Why would it require more ROM space? The character format is the same and the last halfword of an object is the same as a BGMap tile. So you can store a sprite as a BGMap and (manually) convert it to objects when displaying it.
Animations can be accomplished by swapping out character memory each frame.
Or changing the world’s MX/MY/MP properties, which is much faster. You just put a sprite sheet on a BGMap.
In practice, is there any reason to draw sprites using objects instead of reserving backgrounds, which should be faster, when a limited number of foreground sprites should be displayed?
Yes, if you need many small sprites, like bullets in a shoot-em-up, or in any situation where you need more sprites than worlds and BGMaps allow.

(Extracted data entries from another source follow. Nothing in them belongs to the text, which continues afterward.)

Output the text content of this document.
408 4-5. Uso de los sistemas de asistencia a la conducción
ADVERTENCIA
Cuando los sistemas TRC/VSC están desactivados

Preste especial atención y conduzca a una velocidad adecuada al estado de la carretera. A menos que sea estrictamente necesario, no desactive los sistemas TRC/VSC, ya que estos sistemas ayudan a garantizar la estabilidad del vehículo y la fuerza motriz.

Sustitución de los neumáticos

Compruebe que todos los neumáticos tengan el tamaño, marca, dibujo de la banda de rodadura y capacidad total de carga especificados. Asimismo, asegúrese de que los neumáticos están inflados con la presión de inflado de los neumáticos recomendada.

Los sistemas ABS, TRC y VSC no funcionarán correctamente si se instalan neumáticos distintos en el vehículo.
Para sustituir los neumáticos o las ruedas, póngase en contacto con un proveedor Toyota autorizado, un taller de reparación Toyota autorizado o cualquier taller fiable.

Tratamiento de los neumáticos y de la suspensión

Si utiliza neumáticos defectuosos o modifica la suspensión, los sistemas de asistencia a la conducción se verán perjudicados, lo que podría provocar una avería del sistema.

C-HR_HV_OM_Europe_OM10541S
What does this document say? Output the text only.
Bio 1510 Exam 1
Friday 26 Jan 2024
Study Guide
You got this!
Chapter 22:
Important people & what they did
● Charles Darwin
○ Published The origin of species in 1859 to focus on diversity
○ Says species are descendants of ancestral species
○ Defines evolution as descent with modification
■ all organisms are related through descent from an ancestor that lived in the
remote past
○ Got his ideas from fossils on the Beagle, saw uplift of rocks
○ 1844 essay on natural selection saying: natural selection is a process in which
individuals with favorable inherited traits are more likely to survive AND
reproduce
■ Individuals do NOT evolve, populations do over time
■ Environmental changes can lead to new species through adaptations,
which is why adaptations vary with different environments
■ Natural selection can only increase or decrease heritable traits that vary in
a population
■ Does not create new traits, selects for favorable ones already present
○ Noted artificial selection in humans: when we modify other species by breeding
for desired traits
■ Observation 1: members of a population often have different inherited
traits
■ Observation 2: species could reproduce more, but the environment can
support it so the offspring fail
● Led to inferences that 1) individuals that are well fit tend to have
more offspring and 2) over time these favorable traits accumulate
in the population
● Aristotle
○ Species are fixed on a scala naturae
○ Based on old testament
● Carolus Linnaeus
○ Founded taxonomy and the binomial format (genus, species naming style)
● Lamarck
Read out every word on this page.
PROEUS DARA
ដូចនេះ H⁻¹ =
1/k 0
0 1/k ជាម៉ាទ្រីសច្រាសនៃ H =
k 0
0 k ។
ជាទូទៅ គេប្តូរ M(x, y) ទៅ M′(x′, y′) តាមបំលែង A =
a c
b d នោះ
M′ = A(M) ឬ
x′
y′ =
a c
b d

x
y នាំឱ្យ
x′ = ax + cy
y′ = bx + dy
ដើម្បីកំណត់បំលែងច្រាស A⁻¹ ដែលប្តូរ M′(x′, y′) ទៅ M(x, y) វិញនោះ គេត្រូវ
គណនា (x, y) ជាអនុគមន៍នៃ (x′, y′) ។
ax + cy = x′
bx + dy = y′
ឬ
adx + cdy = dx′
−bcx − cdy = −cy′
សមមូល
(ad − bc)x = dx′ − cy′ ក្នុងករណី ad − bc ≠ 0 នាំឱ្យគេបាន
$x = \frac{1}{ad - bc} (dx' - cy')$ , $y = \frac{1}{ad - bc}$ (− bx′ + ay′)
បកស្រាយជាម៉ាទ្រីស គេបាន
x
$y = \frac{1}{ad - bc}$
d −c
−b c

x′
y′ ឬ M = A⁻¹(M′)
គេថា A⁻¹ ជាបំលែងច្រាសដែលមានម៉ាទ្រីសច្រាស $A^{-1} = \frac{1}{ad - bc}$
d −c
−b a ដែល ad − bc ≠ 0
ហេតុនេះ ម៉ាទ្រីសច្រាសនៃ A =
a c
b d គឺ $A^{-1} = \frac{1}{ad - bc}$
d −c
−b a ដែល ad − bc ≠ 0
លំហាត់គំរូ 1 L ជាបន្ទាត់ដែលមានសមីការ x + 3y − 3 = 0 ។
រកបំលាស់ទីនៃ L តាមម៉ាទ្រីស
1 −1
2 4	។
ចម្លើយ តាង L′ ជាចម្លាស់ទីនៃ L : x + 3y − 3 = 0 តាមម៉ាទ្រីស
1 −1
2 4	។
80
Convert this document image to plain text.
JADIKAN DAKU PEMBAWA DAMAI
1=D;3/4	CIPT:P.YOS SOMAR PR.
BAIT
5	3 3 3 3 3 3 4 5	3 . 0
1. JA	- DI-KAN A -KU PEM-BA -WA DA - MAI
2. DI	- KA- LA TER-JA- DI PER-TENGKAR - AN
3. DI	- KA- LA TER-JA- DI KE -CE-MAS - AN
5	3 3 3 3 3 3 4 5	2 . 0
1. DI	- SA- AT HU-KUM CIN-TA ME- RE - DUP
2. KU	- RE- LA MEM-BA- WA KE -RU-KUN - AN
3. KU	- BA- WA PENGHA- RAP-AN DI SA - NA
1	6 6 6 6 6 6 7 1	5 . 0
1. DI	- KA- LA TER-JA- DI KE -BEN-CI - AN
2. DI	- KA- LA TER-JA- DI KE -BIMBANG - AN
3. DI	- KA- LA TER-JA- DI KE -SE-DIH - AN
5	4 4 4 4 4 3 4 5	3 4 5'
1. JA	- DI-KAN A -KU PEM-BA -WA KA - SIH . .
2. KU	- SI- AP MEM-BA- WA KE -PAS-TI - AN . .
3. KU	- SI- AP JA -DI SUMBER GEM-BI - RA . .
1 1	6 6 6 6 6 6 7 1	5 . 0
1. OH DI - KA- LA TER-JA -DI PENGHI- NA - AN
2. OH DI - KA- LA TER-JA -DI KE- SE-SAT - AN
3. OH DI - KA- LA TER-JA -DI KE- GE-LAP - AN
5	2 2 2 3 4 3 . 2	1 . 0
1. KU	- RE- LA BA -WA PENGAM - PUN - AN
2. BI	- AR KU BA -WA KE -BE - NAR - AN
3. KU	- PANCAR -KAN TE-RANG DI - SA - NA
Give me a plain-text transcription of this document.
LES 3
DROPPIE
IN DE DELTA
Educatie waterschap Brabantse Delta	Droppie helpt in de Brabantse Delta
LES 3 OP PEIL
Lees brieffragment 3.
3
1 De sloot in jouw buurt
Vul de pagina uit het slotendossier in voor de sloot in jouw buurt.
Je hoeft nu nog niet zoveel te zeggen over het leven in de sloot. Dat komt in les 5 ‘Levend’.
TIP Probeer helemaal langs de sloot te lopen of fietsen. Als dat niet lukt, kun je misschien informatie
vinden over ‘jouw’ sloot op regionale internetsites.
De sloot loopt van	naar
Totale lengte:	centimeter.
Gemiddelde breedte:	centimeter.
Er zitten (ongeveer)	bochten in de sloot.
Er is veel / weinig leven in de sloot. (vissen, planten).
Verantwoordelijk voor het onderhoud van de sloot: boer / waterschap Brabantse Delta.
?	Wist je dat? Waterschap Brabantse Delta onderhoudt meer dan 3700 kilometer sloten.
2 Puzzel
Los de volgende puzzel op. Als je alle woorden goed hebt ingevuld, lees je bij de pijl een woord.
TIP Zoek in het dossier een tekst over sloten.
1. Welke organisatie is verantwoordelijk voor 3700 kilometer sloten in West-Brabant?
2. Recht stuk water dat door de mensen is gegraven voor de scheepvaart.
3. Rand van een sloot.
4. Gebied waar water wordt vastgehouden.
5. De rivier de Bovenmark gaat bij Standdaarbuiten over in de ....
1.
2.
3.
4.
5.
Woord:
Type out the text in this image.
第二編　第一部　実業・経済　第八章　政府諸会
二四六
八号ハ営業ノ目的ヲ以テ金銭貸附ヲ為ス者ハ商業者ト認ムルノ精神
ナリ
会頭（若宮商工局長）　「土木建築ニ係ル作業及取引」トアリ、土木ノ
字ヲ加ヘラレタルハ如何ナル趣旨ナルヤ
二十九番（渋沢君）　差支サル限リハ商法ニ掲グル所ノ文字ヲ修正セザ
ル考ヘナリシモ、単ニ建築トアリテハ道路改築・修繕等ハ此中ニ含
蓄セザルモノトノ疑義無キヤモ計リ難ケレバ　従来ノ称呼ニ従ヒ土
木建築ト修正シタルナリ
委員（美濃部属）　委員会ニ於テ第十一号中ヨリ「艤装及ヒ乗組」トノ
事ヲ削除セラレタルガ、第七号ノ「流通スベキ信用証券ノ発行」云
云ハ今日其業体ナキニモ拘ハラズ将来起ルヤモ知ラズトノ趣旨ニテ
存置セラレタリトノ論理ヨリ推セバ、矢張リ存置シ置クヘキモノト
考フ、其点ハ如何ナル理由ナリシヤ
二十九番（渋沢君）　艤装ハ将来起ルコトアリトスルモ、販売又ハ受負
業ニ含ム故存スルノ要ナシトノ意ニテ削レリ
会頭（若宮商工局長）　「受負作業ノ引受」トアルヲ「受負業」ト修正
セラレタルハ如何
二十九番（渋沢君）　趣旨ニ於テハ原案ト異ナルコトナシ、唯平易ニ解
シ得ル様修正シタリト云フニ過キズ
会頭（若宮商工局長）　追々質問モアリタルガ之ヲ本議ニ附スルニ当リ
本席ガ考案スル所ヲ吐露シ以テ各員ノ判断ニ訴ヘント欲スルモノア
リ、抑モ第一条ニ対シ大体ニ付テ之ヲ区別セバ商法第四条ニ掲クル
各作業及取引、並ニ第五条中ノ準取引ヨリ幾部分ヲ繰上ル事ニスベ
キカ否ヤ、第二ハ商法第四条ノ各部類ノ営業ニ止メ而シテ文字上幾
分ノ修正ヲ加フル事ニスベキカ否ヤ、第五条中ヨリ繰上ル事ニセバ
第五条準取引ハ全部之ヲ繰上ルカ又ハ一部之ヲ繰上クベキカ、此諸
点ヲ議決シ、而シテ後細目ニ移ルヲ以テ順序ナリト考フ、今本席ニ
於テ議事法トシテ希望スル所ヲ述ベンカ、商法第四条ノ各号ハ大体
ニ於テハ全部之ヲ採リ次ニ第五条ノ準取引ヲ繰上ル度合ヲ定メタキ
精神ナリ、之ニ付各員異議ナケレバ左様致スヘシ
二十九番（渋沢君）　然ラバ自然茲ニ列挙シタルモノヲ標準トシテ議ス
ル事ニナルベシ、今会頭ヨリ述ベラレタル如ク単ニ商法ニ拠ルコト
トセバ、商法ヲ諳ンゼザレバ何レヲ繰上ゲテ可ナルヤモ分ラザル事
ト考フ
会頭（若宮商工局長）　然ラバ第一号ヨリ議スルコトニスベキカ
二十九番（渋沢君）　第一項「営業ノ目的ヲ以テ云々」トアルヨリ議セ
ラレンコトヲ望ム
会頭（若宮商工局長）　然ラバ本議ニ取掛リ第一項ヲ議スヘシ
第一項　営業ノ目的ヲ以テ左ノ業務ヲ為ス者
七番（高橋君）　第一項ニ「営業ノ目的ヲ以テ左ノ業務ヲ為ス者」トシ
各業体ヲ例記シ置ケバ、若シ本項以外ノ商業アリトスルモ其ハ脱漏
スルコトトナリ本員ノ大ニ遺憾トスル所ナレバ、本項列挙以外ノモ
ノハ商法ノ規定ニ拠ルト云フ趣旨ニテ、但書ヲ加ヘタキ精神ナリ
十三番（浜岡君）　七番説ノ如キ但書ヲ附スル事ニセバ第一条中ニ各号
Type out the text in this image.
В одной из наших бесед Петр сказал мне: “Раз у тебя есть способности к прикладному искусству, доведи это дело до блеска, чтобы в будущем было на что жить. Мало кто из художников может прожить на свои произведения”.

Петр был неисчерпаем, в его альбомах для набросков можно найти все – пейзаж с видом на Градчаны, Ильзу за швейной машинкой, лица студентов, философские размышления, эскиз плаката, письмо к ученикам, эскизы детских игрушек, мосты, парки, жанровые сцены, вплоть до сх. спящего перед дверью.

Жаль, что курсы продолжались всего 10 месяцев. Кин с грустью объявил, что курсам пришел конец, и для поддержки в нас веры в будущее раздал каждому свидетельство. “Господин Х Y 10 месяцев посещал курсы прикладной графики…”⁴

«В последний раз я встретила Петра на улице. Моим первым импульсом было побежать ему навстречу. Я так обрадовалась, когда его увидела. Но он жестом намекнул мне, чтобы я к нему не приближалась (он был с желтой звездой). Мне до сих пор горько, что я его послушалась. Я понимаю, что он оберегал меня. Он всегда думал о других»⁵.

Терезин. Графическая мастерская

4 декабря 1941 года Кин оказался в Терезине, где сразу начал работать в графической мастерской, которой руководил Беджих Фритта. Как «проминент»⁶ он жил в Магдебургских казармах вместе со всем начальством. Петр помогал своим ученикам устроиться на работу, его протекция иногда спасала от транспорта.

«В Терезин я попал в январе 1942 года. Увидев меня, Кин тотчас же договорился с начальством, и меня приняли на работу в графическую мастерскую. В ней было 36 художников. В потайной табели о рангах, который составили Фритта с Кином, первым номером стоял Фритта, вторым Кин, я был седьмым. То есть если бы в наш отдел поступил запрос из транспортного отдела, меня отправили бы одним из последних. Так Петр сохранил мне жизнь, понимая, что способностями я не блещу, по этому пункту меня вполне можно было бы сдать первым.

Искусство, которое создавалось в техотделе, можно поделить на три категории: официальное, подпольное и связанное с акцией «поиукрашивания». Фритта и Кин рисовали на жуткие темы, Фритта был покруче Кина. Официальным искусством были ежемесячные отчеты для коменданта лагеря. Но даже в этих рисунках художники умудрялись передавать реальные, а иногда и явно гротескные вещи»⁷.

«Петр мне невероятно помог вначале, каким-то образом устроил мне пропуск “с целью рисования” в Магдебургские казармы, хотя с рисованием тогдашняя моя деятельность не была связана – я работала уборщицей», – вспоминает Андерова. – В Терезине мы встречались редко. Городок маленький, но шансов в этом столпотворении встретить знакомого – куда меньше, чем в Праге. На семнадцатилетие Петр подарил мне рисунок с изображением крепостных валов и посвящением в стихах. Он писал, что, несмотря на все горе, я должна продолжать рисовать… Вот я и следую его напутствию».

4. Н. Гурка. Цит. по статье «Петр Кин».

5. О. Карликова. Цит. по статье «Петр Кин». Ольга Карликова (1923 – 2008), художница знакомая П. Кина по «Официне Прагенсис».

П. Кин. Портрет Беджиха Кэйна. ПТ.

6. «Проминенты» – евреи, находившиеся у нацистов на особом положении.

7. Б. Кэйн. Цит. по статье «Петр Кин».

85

Will drawing 1024 objects set the “draw time exceeded” VIP status?
I don’t know, test it. 😛
Lastly, the official development manual has the following to say about object control registers (page 5-9-2):
I can’t help you there, but the official manual is full of little errors like that, so that might be an error too.
Seriously, I’m almost comfortable with the hardware. It only took me about 1.5 weeks too! 🙂
That’s great! It took me much longer (and there are still things I haven’t explored yet).
I received it yesterday. Great quality and a lot of attention was paid to details.